I realize that this problem is probably very trivial to most of you all here. But, this is a problem from a Calculus 1 class, and I was wondering what answer you all would get. I end up getting a selling price of $9.17.
Anne sells candles from her website. She can get a candle from her suppliers at a cost of $\$3$ to her. The candles have been selling for $\$5$, and at this price, consumers have been buying a steady $4000$ per month. Beth would like to raise prices, but a market surveyor told her that for each increase of $\$1$ in the price of an candle, she would lose $300$ more sales each month. At what price should she sell the candles to maximize her profit?
Now, I know that Profit = Revenue - Cost. For revenue, I calculated, $p∗[4000−300(p−5)]$, where $p$ is the amount of money that Anne should sell her candle. So, $p*[4000−300(p−5)]$ should be revenue. But then, for cost, do I also have to set cost = $3∗[4000−300(p−5)]$, and then solve for $p$, the price she should sell her candles, to maximize her profit?

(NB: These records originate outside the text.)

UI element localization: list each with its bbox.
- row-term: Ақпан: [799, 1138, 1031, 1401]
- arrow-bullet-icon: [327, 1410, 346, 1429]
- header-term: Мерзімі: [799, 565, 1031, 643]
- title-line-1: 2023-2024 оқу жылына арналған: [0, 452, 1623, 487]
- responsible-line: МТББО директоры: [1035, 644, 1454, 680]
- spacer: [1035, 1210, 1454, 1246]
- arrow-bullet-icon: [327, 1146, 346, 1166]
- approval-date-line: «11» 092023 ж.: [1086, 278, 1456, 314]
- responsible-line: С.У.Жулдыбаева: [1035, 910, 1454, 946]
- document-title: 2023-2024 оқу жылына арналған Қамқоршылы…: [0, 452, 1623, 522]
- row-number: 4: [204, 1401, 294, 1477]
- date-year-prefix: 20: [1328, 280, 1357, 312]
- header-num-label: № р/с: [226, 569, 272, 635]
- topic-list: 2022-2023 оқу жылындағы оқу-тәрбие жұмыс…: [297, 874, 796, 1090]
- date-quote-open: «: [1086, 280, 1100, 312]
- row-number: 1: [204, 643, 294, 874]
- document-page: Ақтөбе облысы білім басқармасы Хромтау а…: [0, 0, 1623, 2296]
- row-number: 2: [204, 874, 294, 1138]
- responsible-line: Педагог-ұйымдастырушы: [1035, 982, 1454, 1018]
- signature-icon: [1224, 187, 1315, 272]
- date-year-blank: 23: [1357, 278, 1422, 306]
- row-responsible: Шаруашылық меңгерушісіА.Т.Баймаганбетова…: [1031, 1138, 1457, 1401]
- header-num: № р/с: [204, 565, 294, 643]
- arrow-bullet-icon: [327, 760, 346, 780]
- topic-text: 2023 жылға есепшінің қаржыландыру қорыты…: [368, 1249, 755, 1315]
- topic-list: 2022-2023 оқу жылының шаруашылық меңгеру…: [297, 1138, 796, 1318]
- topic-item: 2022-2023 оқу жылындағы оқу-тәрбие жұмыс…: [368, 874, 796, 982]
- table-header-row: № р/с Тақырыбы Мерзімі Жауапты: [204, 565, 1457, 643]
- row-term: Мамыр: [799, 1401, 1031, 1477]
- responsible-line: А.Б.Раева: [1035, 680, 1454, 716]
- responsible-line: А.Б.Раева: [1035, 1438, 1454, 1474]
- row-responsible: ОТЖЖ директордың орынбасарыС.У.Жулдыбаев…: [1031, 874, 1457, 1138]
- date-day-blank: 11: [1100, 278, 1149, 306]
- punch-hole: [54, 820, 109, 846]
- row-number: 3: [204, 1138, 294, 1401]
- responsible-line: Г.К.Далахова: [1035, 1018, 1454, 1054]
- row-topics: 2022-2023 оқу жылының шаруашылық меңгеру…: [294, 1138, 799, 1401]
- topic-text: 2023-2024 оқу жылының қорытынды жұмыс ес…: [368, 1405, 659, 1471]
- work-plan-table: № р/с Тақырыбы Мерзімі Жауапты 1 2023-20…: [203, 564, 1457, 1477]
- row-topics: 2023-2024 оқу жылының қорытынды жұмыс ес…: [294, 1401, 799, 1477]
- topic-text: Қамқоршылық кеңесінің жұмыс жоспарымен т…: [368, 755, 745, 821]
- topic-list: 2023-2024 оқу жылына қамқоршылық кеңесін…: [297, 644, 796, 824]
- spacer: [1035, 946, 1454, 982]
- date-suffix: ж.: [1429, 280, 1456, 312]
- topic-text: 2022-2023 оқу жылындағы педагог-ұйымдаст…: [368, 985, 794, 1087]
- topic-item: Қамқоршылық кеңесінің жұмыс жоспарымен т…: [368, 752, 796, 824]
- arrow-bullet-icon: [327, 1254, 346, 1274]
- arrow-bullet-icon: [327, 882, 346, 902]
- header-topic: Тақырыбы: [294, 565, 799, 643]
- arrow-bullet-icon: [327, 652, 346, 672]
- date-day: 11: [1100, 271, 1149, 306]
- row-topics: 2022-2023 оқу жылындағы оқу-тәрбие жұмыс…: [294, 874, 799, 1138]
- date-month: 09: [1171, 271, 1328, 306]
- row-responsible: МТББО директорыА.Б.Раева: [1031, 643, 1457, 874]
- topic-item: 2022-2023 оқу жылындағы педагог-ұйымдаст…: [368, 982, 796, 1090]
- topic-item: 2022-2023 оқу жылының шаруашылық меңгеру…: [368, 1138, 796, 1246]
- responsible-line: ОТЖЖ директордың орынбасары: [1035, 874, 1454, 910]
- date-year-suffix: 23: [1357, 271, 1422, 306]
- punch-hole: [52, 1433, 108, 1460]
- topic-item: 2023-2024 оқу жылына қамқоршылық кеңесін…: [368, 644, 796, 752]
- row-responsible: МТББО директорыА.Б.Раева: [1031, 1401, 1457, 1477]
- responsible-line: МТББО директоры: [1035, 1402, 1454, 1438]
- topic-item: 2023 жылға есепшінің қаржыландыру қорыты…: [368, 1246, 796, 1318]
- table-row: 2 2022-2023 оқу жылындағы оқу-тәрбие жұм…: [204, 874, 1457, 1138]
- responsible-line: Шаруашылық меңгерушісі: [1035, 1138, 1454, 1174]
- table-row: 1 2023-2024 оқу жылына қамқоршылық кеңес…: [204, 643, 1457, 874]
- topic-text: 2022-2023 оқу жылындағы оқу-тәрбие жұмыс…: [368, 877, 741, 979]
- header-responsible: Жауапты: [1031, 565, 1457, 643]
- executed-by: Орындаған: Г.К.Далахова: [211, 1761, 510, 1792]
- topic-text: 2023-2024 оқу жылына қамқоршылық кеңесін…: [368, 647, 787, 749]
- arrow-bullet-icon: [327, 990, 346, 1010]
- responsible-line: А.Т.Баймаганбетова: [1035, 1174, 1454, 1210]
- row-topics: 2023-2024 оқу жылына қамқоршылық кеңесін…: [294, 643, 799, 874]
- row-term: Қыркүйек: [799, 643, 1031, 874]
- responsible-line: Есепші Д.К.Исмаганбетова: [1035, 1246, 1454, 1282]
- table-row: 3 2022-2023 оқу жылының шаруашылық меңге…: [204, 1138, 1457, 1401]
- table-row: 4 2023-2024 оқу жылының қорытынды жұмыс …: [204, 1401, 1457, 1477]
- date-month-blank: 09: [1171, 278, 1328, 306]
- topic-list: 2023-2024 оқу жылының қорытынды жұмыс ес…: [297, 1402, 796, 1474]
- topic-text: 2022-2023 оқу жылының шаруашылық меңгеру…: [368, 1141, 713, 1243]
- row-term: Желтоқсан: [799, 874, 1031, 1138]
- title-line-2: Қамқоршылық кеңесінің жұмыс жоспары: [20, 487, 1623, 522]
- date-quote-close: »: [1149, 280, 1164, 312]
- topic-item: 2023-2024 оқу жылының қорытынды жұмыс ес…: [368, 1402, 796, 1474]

You can do this entirely with algebra.
Profit = units * price - units * cost
$P = (4000-300(p-5))p - (4000-300(p-5))3\\ P = ap^2 + bp + c$
that is a parabola and we have a formula for the vertex.
$p = \frac {b}{2a}$
You can get fancy and use calculus. You can differentiate the same equation find where $\frac {dP}{dp} = 0$
A handy one for economics is to know "marginal revenue equals marginal costs."
That is:
Profit = Revenue - Costs
$\frac {d}{dq} P = \frac {d}{dq} R - \frac {d}{dq} C = 0\\ \frac {d}{dq} R = \frac {d}{dq} C$
Note that I am differentiating with respect to units and not prices. And unit cost is not changing.
$\frac {d}{dq} C = 3$
$R= pq\\ \frac {dR}{dq} = \frac {dp}{dq} q + p = 3\\ \frac {dq}{dp} = -300\\ \frac {dp}{dq} = \frac {1}{-300}\\ \frac {dR}{dq} = \frac {dp}{dq} q + p = 3\\ \frac {1}{-300}q + p = 3$
Everything up to the last line is preliminary and presented here just for background.
Now substitute $q = 4000 - 300 (p-5)$
$\frac {1}{-300}(4000 -300(p-5)) + p = 3\\ 2p + -\frac {5500}{300} = 3\\ p = \frac {55}{6} + \frac {3}{2} = \frac {32}{3}$